For as long as you are verified ACCS eligible you will be responsible for paying Second Spring directly for your program fees at the rate of $825.00 per month. You will retain a Personal Needs Allowance of at least $193.00 per month.

For as long as you maintain ACCS eligibility, Second Spring will bill the Medicaid ACCS program for your Level III care services covered by the program at the daily rate established by the Medicaid program. The home will bill the Medicaid ACCS Program at this rate for each day of service provided to you. As of the date of this agreement, that rate is $42.25 per day. A day of service is a day on which you are ACCS eligible, reside at the home, and have not been absent for the entire 24-hour day or admitted to another facility. Under the terms of the Medicaid ACCS program, the home may not ask or require you or anyone else to pay the home for days you are absent from the home.

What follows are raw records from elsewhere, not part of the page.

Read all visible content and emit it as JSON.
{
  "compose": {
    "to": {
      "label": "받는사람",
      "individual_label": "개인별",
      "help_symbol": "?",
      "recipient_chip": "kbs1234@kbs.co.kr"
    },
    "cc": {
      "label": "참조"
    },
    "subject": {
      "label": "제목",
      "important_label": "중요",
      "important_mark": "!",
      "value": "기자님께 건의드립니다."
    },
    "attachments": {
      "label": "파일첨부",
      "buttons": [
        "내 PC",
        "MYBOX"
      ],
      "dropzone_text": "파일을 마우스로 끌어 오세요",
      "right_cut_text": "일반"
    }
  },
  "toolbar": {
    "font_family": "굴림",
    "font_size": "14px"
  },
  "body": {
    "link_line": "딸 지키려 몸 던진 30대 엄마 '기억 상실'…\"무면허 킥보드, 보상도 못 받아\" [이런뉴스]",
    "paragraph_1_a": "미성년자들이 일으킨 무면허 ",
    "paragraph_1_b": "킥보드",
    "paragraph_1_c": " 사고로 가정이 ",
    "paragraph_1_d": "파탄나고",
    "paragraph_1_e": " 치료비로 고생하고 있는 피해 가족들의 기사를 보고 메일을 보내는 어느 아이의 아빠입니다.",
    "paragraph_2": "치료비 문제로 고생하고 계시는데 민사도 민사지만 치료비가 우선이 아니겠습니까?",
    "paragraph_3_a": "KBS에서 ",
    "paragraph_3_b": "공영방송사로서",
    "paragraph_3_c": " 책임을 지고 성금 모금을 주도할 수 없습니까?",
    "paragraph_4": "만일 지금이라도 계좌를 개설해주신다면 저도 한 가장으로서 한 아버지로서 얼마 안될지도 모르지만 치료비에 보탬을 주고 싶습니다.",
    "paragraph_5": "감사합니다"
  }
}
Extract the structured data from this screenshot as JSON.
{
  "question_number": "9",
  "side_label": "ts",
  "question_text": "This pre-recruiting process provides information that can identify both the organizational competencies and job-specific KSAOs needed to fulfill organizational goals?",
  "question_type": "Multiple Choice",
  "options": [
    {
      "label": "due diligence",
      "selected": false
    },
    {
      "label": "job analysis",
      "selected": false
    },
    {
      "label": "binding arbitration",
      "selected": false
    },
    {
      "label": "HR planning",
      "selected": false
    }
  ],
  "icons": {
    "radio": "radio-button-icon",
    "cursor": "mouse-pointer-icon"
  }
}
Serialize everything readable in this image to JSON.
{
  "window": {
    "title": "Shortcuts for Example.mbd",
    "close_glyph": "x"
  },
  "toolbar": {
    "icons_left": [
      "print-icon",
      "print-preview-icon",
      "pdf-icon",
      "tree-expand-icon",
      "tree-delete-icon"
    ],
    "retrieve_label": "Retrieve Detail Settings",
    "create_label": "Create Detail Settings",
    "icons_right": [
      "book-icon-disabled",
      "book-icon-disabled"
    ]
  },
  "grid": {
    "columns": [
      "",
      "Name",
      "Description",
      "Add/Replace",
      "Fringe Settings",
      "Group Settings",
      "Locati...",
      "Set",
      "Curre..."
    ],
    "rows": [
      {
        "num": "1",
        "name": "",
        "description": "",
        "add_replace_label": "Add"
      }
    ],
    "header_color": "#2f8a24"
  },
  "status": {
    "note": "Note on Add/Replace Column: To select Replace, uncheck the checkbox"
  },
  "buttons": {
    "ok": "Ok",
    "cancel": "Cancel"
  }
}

Covered services are the following services, up to the Level III level of care: help with activities of daily living; medication assistance, monitoring, and administration; 24 hour on-site assistive therapy; restorative nursing; nursing assessment; health monitoring; case management; and routine nursing tasks. These service terms are equivalent to terms included in the Residential Care Home licensing regulations.

Second Spring agrees that your program fees, plus the funds Second Spring receives from the Medicaid ACCS program, will be the sole and complete payment to Second Spring for required services.

Second Spring requests that you immediately inform us if you become aware of a change in your Medicaid or SSI status.